Una habitación con vistas es un viaje entre la Italia renacentista y la Inglaterra victoriana. Entre el aire de exaltación romántica que E.M.Forster da a los acontecimientos que suceden en la primera y toscana parte de su novela y el contenido costumbrismo de las convenciones que los marca inglesamente en la segunda. Un conjunto en el que nos ofrece un profundo retrato de la clase alta británica de principios del siglo XX, aquella que comenzaba a viajar más allá de las tierras de su Imperio y que descubrió al mundo las posibilidades que ofrecía el turismo para el desarrollo y el enriquecimiento personal. Un colectivo que, sin embargo, debía construir su vida siguiendo los parámetros de clase económica, apellido y sexo bajo los que hubiera nacido.
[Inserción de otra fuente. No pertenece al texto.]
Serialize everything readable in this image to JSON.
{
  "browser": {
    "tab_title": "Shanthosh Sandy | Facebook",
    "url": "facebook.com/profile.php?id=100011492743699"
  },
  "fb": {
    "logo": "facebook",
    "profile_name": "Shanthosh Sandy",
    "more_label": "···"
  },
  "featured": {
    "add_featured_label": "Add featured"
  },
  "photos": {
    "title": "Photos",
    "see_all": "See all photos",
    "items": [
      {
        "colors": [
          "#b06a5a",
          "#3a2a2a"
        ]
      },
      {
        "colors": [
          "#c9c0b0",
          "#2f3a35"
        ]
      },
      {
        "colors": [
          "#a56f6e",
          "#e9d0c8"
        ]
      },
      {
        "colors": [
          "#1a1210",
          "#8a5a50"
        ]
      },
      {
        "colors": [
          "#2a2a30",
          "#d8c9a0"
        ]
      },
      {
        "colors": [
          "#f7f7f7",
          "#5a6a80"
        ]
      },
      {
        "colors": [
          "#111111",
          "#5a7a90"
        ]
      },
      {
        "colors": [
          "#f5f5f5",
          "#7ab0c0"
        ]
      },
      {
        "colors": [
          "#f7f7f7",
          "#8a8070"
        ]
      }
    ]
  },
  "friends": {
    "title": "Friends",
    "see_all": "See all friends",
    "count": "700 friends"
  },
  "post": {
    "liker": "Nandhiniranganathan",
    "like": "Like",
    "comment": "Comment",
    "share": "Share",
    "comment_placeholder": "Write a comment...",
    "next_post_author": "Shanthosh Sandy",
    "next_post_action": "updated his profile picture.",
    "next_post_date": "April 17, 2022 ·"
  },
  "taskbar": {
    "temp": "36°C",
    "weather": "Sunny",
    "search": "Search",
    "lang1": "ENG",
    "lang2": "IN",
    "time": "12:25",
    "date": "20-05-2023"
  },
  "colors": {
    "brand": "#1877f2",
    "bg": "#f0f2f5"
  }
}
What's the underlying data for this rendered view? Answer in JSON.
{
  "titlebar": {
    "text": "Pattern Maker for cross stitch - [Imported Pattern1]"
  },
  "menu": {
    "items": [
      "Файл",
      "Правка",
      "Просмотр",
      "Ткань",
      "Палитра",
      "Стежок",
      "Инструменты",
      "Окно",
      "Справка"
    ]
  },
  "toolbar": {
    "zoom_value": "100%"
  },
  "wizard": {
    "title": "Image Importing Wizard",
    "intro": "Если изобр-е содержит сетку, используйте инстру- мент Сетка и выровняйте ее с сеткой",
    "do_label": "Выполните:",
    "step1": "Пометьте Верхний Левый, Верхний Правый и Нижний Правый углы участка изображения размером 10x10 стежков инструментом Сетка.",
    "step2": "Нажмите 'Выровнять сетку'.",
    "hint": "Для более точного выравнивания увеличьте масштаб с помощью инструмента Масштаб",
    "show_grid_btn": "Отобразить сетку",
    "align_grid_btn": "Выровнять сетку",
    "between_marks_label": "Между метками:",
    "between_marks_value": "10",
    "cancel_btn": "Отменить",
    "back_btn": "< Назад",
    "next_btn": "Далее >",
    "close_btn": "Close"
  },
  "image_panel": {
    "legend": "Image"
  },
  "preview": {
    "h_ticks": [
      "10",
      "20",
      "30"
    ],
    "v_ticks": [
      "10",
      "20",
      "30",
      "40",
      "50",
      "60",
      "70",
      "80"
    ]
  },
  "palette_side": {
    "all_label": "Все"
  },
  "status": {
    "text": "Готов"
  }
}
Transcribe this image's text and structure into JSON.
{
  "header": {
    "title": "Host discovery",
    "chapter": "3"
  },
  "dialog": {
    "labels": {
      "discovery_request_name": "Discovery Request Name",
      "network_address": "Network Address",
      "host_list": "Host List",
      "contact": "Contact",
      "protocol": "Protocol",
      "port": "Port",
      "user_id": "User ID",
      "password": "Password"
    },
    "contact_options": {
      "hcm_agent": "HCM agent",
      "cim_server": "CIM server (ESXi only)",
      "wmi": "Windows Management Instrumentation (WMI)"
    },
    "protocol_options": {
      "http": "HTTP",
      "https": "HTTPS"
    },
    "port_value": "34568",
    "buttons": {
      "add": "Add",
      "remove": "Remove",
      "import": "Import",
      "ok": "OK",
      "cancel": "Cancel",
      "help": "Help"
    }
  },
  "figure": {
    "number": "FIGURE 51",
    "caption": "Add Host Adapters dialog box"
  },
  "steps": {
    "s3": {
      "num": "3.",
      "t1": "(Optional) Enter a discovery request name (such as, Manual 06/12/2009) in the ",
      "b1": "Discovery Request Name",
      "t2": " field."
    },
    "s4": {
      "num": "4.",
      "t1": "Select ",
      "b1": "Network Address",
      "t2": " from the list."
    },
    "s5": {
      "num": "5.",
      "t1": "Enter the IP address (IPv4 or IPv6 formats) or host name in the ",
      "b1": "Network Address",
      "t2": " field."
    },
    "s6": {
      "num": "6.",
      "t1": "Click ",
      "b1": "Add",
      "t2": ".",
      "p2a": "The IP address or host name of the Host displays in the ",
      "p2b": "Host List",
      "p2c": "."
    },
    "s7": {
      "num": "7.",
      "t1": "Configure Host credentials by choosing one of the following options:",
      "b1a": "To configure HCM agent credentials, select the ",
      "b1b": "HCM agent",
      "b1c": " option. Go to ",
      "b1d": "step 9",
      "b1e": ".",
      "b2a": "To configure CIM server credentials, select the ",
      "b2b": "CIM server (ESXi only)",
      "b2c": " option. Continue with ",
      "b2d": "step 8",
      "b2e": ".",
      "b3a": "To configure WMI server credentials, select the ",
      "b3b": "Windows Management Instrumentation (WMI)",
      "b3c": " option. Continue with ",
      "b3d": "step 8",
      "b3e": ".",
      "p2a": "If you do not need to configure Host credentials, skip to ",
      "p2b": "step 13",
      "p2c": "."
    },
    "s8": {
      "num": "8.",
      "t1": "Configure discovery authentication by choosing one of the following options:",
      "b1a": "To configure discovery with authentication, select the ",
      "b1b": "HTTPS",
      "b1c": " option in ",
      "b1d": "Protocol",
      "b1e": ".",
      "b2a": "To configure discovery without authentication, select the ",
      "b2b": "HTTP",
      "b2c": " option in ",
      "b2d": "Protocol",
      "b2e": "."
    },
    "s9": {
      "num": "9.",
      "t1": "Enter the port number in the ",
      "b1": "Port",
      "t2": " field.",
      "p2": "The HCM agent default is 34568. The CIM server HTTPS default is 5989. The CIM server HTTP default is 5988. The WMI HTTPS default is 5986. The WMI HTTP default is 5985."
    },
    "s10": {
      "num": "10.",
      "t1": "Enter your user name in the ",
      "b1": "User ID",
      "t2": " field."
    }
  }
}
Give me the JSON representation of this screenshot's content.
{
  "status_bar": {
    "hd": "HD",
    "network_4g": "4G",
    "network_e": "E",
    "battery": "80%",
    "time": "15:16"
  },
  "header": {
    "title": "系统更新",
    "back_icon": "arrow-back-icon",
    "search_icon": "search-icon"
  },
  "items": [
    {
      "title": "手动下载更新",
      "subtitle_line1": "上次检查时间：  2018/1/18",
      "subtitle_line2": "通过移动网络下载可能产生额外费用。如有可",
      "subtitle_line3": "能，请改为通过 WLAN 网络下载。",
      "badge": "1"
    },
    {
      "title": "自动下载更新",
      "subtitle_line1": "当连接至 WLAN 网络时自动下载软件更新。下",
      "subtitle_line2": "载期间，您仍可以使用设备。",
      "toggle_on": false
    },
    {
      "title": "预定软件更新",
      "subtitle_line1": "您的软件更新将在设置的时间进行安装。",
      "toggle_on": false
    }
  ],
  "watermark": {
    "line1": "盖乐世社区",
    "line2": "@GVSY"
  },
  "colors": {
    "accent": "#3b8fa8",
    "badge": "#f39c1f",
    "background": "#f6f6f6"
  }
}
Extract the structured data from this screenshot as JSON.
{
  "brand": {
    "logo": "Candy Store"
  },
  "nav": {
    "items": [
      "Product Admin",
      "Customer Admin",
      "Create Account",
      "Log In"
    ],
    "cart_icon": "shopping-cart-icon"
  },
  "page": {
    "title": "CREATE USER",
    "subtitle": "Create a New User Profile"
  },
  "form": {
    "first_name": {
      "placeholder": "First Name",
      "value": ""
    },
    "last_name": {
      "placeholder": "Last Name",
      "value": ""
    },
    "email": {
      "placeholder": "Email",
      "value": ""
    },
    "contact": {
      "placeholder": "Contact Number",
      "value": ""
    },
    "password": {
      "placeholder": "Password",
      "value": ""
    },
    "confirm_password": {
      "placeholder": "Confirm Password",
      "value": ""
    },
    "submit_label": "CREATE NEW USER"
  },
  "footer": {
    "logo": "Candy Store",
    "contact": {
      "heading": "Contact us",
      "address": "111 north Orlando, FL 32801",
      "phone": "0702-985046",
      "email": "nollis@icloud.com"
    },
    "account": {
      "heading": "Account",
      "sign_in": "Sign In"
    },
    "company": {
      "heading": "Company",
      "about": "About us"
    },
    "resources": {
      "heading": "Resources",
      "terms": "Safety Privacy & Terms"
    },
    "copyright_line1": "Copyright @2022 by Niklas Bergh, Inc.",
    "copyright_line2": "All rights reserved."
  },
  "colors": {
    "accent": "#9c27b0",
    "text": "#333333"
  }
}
Desde su posición como narrador ajeno a lo que nos cuenta, Forster nos relata lo que sucede sin intervenir en ello, pero plagándolo de adjetivos que califican con escasa flema y menos pudor cuanto se dice y se hace como lo que se calla y se evita. De esta manera compone un completo retrato de sus protagonistas, formado por la descripción de sus caprichosas personalidades y el análisis del momento vital en el que se encuentran. Un momento de enorme trascendencia en el que la emancipación solo es posible a través del matrimonio, además de los exigentes condicionantes familiares y sociales que han de cumplir para mantener el estatus de la clase social a la que pertenecen.

Por otro lado, y a pesar de la distancia geográfica entre Florencia y Londres, Forster plantea con gran naturalidad, desarrolla con efectividad y resuelve muy exitosamente, las diferentes tramas que hacen que las personas que coincidieron en la ciudad italiana sigan ligadas en la capital británica haciendo verdad aquello de que nada es por casualidad y que las coincidencias no existen sin más. De esta manera se impone la lógica de lo imprevisible, consiguiendo que lo que se nos cuenta resulte creíble, posible incluso, y tome forma escrita como narrativa de altos vuelos, como literatura que seduce y arrastra gozosamente consigo a su lector.

Una habitación con vistas, E.M. Forster, 1908, Alianza Editorial.